Zelda Fitzgerald tritt aus dem Schatten ihres Mannes - erstmals erschienen ihre Erzählungen unter ihrem Namen auf Deutsch

  • Katrin Boese
  • Lesedauer: 5 Min.

Zelda Fitzgerald wird für mich immer mit der Ostsee, mit Sonne, Sand und Strandkorb verbunden bleiben. Als ich dort vor Jahren Zeldas Briefe aus zwei Jahrzehnten an ihren Mann las, überkam mich eine gewisse Trauer, trotz des sommerblauen Himmels und des wellenrauschenden Meeres.
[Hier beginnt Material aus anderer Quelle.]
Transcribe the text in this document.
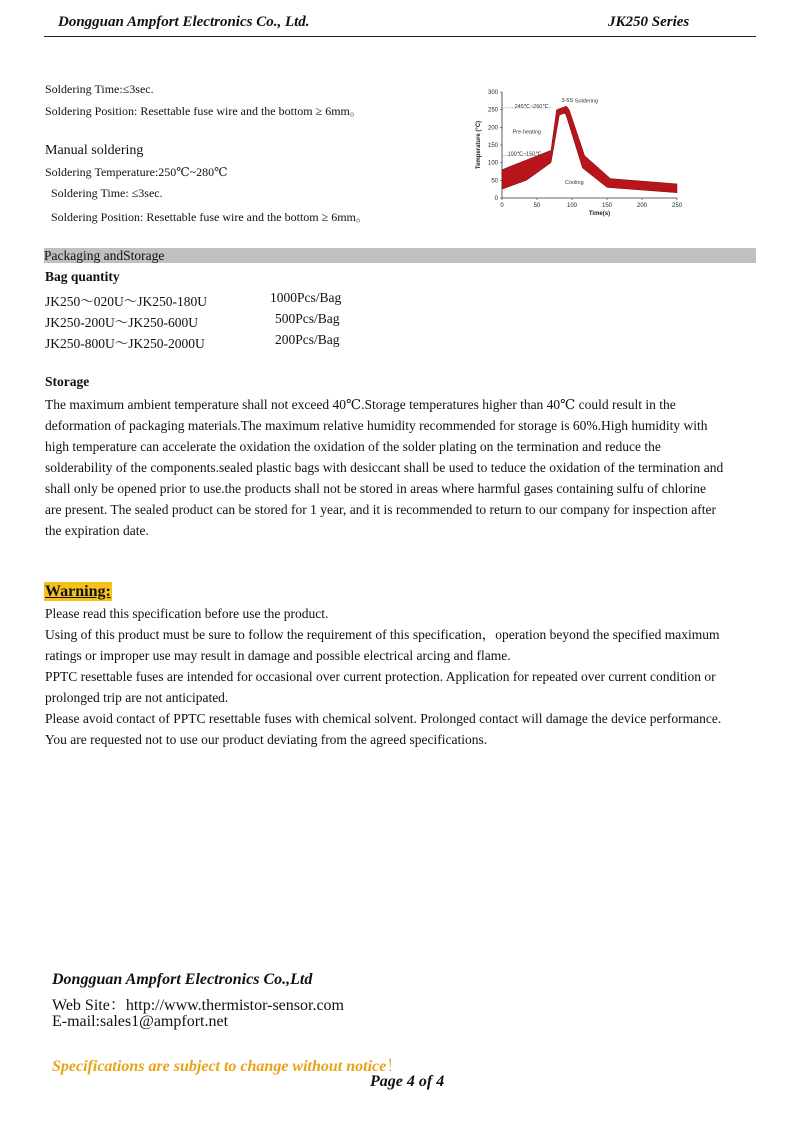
Dongguan Ampfort Electronics Co., Ltd.	JK250 Series
Soldering Time:≤3sec.
Soldering Position: Resettable fuse wire and the bottom ≥ 6mm。
Manual soldering
Soldering Temperature:250℃~280℃
Soldering Time: ≤3sec.
Soldering Position: Resettable fuse wire and the bottom ≥ 6mm。
0
50
100
150
200
250
300
0	50	100	150	200	250
Time(s)
Temperature (°C)
Soldering
3-5S
245℃~260℃
Pre-heating
100℃~150℃
Cooling
Packaging andStorage
Bag quantity
JK250～020U～JK250-180U	1000Pcs/Bag
JK250-200U～JK250-600U	500Pcs/Bag
JK250-800U～JK250-2000U	200Pcs/Bag
Storage
The maximum ambient temperature shall not exceed 40℃.Storage temperatures higher than 40℃ could result in the
deformation of packaging materials.The maximum relative humidity recommended for storage is 60%.High humidity with
high temperature can accelerate the oxidation the oxidation of the solder plating on the termination and reduce the
solderability of the components.sealed plastic bags with desiccant shall be used to teduce the oxidation of the termination and
shall only be opened prior to use.the products shall not be stored in areas where harmful gases containing sulfu of chlorine
are present. The sealed product can be stored for 1 year, and it is recommended to return to our company for inspection after
the expiration date.
Warning:
Please read this specification before use the product.
Using of this product must be sure to follow the requirement of this specification，operation beyond the specified maximum
ratings or improper use may result in damage and possible electrical arcing and flame.
PPTC resettable fuses are intended for occasional over current protection. Application for repeated over current condition or
prolonged trip are not anticipated.
Please avoid contact of PPTC resettable fuses with chemical solvent. Prolonged contact will damage the device performance.
You are requested not to use our product deviating from the agreed specifications.
Dongguan Ampfort Electronics Co.,Ltd
Web Site：http://www.thermistor-sensor.com
E-mail:sales1@ampfort.net
Specifications are subject to change without notice！
Page 4 of 4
Bis dahin hatte ich als ostsozialisierte Leserin wenig über die Fitzgeralds gewusst, keines ihrer Werke gekannt. Ich stieß in diesem Taschenbuch, »F. Scott und Zelda Fitzgerald: Lover! Briefe«, aber auf Ungereimtheiten: Wie konnte es sein, dass bei einer Frau Schizophrenie diagnostiziert wird, wenn diese zum gleichen Zeitpunkt einen seitenlangen kohärenten Brief an ihren Mann schreibt, in dem sie unmissverständlich die Scheidung fordert?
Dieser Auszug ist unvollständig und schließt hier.